Doric Group Defends BBC's Use Of Subtitles In Trawlermen Series - Press & Journal

by ANDREW KELLOCK, Press & Journal

The group which is the guardian of the Doric has backed the BBC's decision to use subtitles in a TV series focusing on the daily trials and tribulations of north-east fishermen.

The Buchan Heritage Society believes the dialect spoken in ports like Fraserburgh and Peterhead - where Trawlermen was filmed - is a language rather than just a regional accent. And they say it should be considered in the same way as Gaelic. Trawlermen follows the lives of the crews of four fishing boats working out of the Blue Toon and is being screened all this week on BBC1.

Last night, retired skipper George Sutherland said the subtitles had not spoiled his enjoyment of the series.

The former chairman of the Scottish White Fish Producers Association and vice-president of the Scottish Fishermen's Federation gave regular interviews to television and radio journalists, often from the deck of his record-breaking Broch-registered vessel Sans Peur.
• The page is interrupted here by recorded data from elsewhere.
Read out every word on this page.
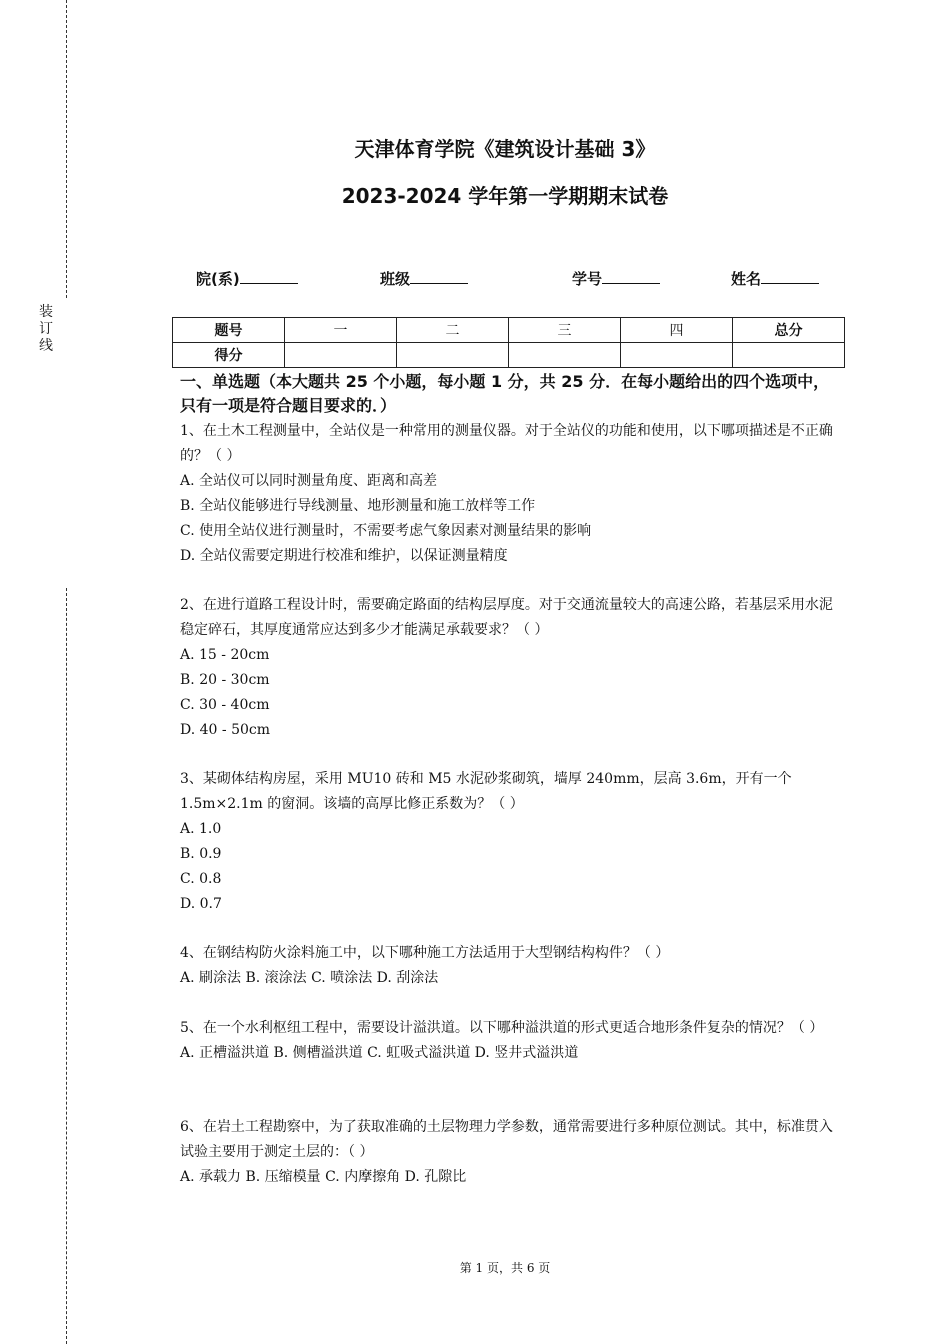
装订线
天津体育学院《建筑设计基础 3》
2023-2024 学年第一学期期末试卷
院(系)	班级	学号	姓名
题号	一	二	三	四	总分
得分					
一、单选题（本大题共 25 个小题，每小题 1 分，共 25 分．在每小题给出的四个选项中，只有一项是符合题目要求的．）

1、在土木工程测量中，全站仪是一种常用的测量仪器。对于全站仪的功能和使用，以下哪项描述是不正确的？（ ）

A. 全站仪可以同时测量角度、距离和高差

B. 全站仪能够进行导线测量、地形测量和施工放样等工作

C. 使用全站仪进行测量时，不需要考虑气象因素对测量结果的影响

D. 全站仪需要定期进行校准和维护，以保证测量精度

2、在进行道路工程设计时，需要确定路面的结构层厚度。对于交通流量较大的高速公路，若基层采用水泥稳定碎石，其厚度通常应达到多少才能满足承载要求？（ ）

A. 15 - 20cm

B. 20 - 30cm

C. 30 - 40cm

D. 40 - 50cm

3、某砌体结构房屋，采用 MU10 砖和 M5 水泥砂浆砌筑，墙厚 240mm，层高 3.6m，开有一个 1.5m×2.1m 的窗洞。该墙的高厚比修正系数为？（ ）

A. 1.0

B. 0.9

C. 0.8

D. 0.7

4、在钢结构防火涂料施工中，以下哪种施工方法适用于大型钢结构构件？（ ）

A. 刷涂法 B. 滚涂法 C. 喷涂法 D. 刮涂法

5、在一个水利枢纽工程中，需要设计溢洪道。以下哪种溢洪道的形式更适合地形条件复杂的情况？（ ）

A. 正槽溢洪道 B. 侧槽溢洪道 C. 虹吸式溢洪道 D. 竖井式溢洪道

6、在岩土工程勘察中，为了获取准确的土层物理力学参数，通常需要进行多种原位测试。其中，标准贯入试验主要用于测定土层的：（ ）

A. 承载力 B. 压缩模量 C. 内摩擦角 D. 孔隙比

第 1 页，共 6 页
He said: "I never changed the way I spoke but I maybe pronounced my words a bit more clearly and carefully.

"I don't think there would have been much point in me trying to get the industry's message across if nobody could understand what I was saying.

"The programme has been very good, one of the best made about the fishing industry."

Marlene Lowe, secretary of the Buchan Heritage Society, said: "The Doric is a language, on a par with Gaelic, and if a programme is being shown all over the UK the subtitles are a must really."

John Buchan, skipper of the Peterhead-registered Fairline, said: "If you sit down to watch a Gaelic programme, you're not going to be able to follow it without the subtitles, unless you speak the language and it's the same with the Doric."

Banff and Buchan MSP Stewart Stevenson said Trawlermen, which is being screened across Britain, had provided a good insight into the difficulties fishermen face in what is the country's most dangerous profession. He said he had been "mildly irritated" by the part use of subtitles, and he quipped: "I look forward to the day when EastEnders is given similar treatment."

The penultimate and last episodes of Trawlermen are being shown this evening and tomorrow.